Reducing Risk:  Require Affirmative Consent to Terms of Use, Including Full Disclosure Regarding Use of Session Replay Software and a Class Action Waiver

Website operators can help reduce the risk of being targeted with session replay claims in a number of ways, including: (1) obtaining affirmative consent to the site’s terms of use and privacy policy prior to allowing access to the site; (2) conspicuously disclosing the site’s privacy policy and taking steps to ensure that key provisions are clear and easy to understand; (3) providing detailed disclosures about analytics-related activities and site usage monitoring including the use of session replay or similar website analytics tools and related data sharing with vendors; and (4) employing class action waiver terms, arbitration and governing law provisions, which may make a website a less tempting target for an opportunistic strike suit.

Courts can usually take judicial notice of the text of publicly available terms of use, and the ability to clearly and succinctly show a tribunal that the use of session replay software was explicitly disclosed and actually or impliedly consented to should greatly reduce the likelihood of a successful class action lawsuit.

Notes

  1. A related, but separate trend has also emerged under the 1988 federal Video Privacy Protection Act, 18 U.S.C.S. § 2710 (“VPPA”).  Though the statute was enacted to prohibit “video tape service providers” from unlawfully disclosing consumers’ private viewing histories to third parties, the class action plaintiffs’ bar has sought to construe the VPPA to apply not only to streaming services and other modern iterations of the traditional video rental store that rent, sell, and offer subscription video content, but to virtually any commercial website that allows site visitors to view and access video content, from product advertisements to how-to videos.
  2. See, e.g., Pennsylvania Wiretapping and Electronic Surveillance Control Act, 18 Pa.

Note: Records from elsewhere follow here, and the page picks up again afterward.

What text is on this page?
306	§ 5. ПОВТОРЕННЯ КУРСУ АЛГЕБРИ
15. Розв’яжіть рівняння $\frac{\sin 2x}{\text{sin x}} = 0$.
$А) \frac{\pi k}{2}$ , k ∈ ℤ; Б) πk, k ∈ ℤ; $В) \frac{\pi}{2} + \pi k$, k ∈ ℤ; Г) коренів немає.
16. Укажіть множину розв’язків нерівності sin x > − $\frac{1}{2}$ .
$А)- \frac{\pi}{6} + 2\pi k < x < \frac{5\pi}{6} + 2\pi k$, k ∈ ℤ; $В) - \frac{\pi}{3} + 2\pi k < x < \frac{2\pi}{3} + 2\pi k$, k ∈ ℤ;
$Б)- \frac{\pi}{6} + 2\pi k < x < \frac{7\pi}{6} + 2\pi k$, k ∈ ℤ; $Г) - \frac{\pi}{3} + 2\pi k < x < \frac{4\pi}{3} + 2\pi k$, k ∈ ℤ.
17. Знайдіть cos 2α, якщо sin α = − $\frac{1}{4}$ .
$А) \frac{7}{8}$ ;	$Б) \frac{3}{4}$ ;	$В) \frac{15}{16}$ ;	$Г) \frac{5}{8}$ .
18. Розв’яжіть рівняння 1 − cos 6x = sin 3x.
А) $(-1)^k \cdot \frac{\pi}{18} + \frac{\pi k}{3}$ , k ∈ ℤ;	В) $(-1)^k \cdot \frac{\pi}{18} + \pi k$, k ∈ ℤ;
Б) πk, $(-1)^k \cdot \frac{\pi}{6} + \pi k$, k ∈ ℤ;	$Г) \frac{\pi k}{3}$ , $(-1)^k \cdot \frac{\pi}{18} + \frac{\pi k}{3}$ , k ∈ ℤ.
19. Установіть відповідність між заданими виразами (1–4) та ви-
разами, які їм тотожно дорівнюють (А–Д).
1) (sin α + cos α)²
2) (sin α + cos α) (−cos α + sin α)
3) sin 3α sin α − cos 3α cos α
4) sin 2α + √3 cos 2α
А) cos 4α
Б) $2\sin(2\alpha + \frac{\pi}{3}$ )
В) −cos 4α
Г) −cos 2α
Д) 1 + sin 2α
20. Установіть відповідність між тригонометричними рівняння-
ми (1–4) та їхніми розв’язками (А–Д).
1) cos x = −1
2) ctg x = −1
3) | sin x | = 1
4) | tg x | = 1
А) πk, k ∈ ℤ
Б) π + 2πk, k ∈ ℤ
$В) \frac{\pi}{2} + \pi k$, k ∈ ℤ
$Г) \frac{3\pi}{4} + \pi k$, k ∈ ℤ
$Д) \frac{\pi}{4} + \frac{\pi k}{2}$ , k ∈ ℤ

C.S.A. § 5701 et seq. (“WESCA”); Electronic Communications Privacy Act, 18 U.S.C.S. §§ 2510-2523 (“ECPA”).
  3. See Bartnicki v. Vopper, 532 U.S. 514, 542-43 (2001) (Rehnquist, C.J., dissenting).
  4. “[T]he canon of strict construction of criminal statutes, or rule of lenity, ensures fair warning by so resolving ambiguity in a criminal statute as to apply it only to conduct clearly covered.”  United States v. Lanier, 520 U.S. 259, 266 (1997).
  5. Criminal statutes and statutes with both criminal and civil applications must be construed strictly and uniformly, even where being interpreted in a civil context.  See Clark v. Suarez Martinez, 543 U.S. 371, 380 (2005); Leocal v. Ashcroft, 543 U.S. 1, 11-12 n.8 (2004).
  6. Clark, 543 U.S. at 380-81.
  7. See U.S. Const. Art. I, Sec. 8, cl. 3; Pike v. Bruce Church, 397 U.S. 137, 140-42 (1970) (local and state laws that appear facially neutral may not burden interstate commerce in a way that is clearly excessive in relation to any local benefit).
  8. See Pike, 397 U.S. at 142.
  9. 45 F.4th 687 (3d. Cir. 2022).
  10. See ECPA, 18 U.S.C. § 2511(2)(d).